Mc 10, 2-16 : En ce temps-là, des pharisiens abordèrent Jésus et, pour le mettre à l’épreuve, ils lui demandaient : « Est-il permis à un mari de renvoyer sa femme ? » Jésus leur répondit « Que vous a prescrit Moïse ? » Ils lui dirent : « Moïse a permis de renvoyer sa femme à condition d’établir un acte de répudiation. » Jésus répliqua : « C’est en raison de la dureté de vos cœurs qu’il a formulé pour vous cette règle. Mais, au commencement de la création, Dieu les fit homme et femme. À cause de cela, l’homme quittera son père et sa mère, il s’attachera à sa femme, et tous deux deviendront une seule chair.
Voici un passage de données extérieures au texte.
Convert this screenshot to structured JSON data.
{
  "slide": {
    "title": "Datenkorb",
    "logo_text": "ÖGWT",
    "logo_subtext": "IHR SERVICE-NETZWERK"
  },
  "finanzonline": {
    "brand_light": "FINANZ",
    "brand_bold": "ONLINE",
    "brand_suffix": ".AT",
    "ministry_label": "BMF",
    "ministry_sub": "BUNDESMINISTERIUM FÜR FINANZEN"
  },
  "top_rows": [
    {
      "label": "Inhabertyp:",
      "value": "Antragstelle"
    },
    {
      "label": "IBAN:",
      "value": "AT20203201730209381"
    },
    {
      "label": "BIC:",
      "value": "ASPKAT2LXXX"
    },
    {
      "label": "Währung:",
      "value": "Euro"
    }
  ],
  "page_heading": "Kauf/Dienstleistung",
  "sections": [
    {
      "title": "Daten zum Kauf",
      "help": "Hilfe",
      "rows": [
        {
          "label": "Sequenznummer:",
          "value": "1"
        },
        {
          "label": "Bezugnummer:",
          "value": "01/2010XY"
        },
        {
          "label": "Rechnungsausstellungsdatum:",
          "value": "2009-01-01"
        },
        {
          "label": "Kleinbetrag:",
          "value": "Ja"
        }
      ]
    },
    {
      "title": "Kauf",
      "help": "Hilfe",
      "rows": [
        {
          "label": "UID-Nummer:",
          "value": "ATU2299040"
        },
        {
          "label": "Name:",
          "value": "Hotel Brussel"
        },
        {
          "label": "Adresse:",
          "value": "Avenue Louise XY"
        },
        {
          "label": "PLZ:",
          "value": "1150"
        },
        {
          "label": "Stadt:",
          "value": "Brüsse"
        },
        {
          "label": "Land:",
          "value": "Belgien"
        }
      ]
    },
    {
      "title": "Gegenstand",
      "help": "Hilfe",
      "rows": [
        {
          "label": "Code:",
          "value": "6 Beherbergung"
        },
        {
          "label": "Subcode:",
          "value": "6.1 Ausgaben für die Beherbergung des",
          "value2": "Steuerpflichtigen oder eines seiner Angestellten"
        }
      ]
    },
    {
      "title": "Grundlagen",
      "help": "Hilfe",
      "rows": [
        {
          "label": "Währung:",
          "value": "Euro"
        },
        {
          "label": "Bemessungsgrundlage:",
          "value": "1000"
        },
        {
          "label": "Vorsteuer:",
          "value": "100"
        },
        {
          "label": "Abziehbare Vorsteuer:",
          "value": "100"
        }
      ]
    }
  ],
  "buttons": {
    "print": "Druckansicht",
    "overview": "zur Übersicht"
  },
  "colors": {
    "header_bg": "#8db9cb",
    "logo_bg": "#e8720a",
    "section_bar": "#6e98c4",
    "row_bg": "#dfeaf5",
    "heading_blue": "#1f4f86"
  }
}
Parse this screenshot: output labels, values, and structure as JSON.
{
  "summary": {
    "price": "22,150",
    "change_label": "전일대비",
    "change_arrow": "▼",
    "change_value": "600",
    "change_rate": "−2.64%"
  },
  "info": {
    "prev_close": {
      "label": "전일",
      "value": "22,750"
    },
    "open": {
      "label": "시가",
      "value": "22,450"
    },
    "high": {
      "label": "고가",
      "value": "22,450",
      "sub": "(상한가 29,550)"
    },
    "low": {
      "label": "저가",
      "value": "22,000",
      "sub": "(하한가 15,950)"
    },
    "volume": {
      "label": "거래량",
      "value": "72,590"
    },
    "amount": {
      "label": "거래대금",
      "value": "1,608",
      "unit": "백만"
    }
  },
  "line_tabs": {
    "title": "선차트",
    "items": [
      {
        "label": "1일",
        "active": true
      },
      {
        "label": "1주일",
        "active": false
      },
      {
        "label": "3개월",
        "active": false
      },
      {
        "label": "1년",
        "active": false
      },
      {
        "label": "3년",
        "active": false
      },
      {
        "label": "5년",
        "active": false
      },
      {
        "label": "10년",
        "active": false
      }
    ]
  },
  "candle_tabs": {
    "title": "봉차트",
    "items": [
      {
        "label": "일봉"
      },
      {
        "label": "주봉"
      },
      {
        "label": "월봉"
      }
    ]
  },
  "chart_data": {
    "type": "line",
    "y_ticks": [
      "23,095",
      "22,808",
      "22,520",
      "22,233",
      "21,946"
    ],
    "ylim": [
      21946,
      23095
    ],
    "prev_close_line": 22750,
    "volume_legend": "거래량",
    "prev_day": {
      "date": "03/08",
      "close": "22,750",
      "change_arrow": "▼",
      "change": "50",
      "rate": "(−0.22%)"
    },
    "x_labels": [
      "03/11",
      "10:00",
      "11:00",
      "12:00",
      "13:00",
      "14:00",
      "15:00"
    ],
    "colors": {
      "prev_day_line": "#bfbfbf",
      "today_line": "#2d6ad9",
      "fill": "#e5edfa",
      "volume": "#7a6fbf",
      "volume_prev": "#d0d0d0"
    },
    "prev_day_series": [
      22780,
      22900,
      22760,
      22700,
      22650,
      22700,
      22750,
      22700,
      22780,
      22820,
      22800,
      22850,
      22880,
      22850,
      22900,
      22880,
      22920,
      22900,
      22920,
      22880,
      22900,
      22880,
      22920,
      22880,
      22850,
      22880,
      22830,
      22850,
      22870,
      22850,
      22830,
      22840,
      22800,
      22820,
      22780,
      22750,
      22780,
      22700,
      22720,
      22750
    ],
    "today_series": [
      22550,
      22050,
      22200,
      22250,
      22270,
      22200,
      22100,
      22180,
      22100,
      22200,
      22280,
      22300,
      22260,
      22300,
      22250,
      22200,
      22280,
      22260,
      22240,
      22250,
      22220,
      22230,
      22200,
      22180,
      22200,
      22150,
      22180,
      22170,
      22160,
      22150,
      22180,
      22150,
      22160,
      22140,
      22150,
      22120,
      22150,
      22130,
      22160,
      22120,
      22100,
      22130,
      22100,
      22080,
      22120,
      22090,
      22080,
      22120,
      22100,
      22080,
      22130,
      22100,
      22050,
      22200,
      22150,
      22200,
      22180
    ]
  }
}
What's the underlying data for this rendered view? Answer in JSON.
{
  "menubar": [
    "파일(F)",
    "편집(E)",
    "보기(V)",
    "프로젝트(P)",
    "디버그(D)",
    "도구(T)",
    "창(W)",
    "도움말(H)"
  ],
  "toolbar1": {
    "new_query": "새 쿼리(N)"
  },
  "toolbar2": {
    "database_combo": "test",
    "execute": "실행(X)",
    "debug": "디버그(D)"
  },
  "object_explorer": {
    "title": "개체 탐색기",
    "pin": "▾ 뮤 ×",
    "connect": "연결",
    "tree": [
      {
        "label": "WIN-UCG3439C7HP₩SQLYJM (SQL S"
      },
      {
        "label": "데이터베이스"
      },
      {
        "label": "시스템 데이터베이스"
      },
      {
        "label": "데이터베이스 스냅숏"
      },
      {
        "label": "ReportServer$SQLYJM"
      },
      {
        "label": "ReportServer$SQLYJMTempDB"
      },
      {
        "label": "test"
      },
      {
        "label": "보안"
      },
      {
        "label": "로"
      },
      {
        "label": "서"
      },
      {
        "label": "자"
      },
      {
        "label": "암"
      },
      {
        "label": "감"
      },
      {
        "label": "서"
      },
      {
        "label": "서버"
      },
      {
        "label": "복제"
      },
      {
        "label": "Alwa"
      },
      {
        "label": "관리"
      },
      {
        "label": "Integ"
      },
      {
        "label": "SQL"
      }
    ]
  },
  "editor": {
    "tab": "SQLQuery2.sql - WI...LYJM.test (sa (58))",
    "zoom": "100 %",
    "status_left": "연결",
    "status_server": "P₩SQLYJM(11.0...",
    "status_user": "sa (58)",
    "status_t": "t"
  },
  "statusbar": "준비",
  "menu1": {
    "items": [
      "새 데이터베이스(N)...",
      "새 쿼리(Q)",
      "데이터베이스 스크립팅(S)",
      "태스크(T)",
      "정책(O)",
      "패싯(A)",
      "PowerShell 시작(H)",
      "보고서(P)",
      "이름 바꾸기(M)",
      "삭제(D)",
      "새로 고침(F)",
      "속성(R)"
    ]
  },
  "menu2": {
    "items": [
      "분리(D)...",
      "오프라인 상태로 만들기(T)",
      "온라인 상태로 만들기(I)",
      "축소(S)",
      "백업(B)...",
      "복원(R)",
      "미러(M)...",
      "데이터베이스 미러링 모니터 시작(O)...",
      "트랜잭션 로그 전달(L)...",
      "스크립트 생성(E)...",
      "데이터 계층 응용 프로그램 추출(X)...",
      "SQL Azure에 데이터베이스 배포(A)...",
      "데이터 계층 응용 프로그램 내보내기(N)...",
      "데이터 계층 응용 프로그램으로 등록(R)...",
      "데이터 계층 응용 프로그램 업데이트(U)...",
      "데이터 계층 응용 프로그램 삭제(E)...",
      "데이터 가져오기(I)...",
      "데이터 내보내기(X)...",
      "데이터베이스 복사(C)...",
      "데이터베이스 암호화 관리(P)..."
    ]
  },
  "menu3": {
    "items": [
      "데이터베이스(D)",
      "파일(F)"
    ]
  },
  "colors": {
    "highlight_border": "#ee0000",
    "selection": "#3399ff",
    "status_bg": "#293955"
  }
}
Ainsi, ils ne sont plus deux, mais une seule chair. Donc, ce que Dieu a uni, que l’homme ne le sépare pas ! » De retour à la maison, les disciples l’interrogeaient de nouveau sur cette question. Il leur déclara : « Celui qui renvoie sa femme et en épouse une autre devient adultère envers elle. Si une femme qui a renvoyé son mari en épouse un autre, elle devient adultère. » Des gens présentaient à Jésus des enfants pour qu’il pose la main sur eux ; mais les disciples les écartèrent vivement. Voyant cela, Jésus se fâcha et leur dit : « Laissez les enfants venir à moi, ne les empêchez pas, car le royaume de Dieu est à ceux qui leur ressemblent. Amen, je vous le dis : celui qui n’accueille pas le royaume de Dieu à la manière d’un enfant n’y entrera pas. » Il les embrassait et les bénissait en leur imposant les mains.
L’évangile puis l’Eglise nous amène à considérer ensemble ces deux moments de la vie de Jésus où il exprime sa manière de voir le mariage ainsi que sa manière de voir les enfants. Dans les deux cas, Jésus est suscité par la situation (questionnement suspicieux de ses opposants, mouvement non ajusté des apôtres). Dans sa réponse, il exprime des choses de l’ordre de la visée de ces deux états (mariage et enfance). Arriver à trouver le point commun de ces deux manières de voir de Jésus peut nous aider dans notre propre chemin de vie en nous donnant de conscientiser, pour nous, l’horizon visé en chaque situation de nos existences. Le mariage et l’enfance sont en effet deux englobants de nos vies, le mariage éclaire tous les moments où mon engendrement passe par l’interaction avec l’autre humain, l’enfance éclaire ceux où mon engendrement passe par l’interaction avec le mystère de la vie.
Alors que considérer ? Les deux recommandations, énoncées en chacune des situations ? « Quitter père et mère pour faire une seule chair », « accueillir le royaume à la manière d’un enfant »… qu’est ce qui se vit au fond de la personne que l’on retrouve dans les deux ? quel est donc le lieu où surgit le nouveau, celui engendré par l’échange entre l’homme et la femme qui donne de s’éloigner de ce qui, déjà consolidé, risque de s’imposer et d’enfermer, celui engendré aussi par l’accueil de ce qui surgit comme neuf dans une existence encore commençante, et par cela ouverte à l’inconnu.
En chacune des situations de notre existence quel que soit notre âge, s’impose de laisser ouverte notre vie, de la percevoir comme toujours riche d’un potentiel toujours présent, d’accepter de demeurer dans la pauvreté de celui qui ne s’accapare rien, qui ne se repose sur aucun acquis qui ne s’enferme pas sur un acquis à partir duquel tout doit être reçu. Nous ne sommes pas propriétaires. En notre existence, du nouveau sans cesse advient. Cela nous appelle à demeurer « pèlerins d’espérance », ouverts au mystère de Celui qui nous engendre, nous appelle, nous attend… Alors acceptons de perdre, de laisser aller, de laisser advenir… de vivre non à partir de nous mais de la relation avec Celui qui vient.